Sosyal medya çağında herkes bir şey söylüyor ama çok az kişi gerçekten dinliyor. Oysa hakikat, ancak içsel bir sessizlikle duyulabilir. Namaz bu sessizliği mümkün kılan zamanlardan biridir. Her gün beş kez hayata ara verip, içe dönmek, zamanla hakikatin sesini ayırt edebilmeyi sağlar. Çünkü hakikat dışarıda bir bilgi değil, içeride bir yankı olarak ortaya çıkar çoğu zaman.
Bir insan hayatı boyunca hakikati tam olarak bulamayabilir. Ama aramak bile yeterlidir. Çünkü hakikat arayışı, insanı insan yapan çabaların en asilidir. Ve bu çaba, bireyi sıradanlıktan çıkarır. Onu sıradan yaşamlardan, ezberlenmiş rollerden, kalıplardan özgürleştirir. Hakikati aramak, nihayetinde kendini aramaktır. Kendini aramak da, yaradılışın nedenini aramaktır.
Kur’an’ın önerdiği insan modeli, her şeyi bilen değil; her şeyin farkında olan insandır. Bu farkındalık hali, bir aydınlanma değil, sürekli süren bir uyanıklıktır. Hakikat sabit olabilir ama insanın ona yaklaşımı katman katmandır. Her yeni katmanda, daha derin bir anlayış, daha gerçek bir temas mümkündür.

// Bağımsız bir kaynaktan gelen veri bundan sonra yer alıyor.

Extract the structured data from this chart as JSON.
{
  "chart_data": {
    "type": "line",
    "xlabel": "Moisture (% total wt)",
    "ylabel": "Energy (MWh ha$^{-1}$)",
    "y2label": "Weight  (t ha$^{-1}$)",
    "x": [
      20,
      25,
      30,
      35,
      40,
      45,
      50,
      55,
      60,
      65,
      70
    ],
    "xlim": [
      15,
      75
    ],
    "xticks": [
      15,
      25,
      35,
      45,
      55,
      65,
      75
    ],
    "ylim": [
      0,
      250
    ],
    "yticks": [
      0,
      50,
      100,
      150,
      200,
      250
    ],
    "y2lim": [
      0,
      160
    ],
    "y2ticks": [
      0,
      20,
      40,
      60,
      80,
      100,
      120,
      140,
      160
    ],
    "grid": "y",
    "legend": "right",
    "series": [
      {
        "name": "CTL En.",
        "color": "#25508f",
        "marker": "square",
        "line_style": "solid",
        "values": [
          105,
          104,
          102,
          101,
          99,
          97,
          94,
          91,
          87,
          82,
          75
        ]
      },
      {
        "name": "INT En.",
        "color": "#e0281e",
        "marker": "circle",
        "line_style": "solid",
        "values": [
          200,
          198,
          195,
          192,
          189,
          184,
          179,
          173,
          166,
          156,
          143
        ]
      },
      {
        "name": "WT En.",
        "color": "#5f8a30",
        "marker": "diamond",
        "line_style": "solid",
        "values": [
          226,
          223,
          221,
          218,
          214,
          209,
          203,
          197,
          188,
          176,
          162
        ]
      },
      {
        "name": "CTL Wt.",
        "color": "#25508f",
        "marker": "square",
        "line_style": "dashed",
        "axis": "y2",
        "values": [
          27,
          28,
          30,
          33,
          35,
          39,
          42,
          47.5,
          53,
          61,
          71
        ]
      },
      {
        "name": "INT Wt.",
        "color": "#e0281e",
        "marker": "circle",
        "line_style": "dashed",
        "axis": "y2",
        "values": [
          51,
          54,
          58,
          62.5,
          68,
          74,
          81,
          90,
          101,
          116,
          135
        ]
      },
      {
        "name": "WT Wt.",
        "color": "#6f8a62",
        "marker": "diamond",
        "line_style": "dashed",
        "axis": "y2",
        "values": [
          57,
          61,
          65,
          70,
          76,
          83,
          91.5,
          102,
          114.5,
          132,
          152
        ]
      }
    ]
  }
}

Sonuç olarak, bu çağda hakikat arayışı hâlâ mümkün mü diye soruyorsan, cevabı çok basit: Evet. Ama bunun için yavaşlaman, susman, içini dinlemen gerek. Gördüklerinle yetinmemen, ezberlerini sorgulaman gerek. Ve belki de en önemlisi, aramaktan asla vazgeçmemen gerek. Çünkü hakikat, sabredenleri sever. Ve belki de yolun kendisi, vardığın yerdir.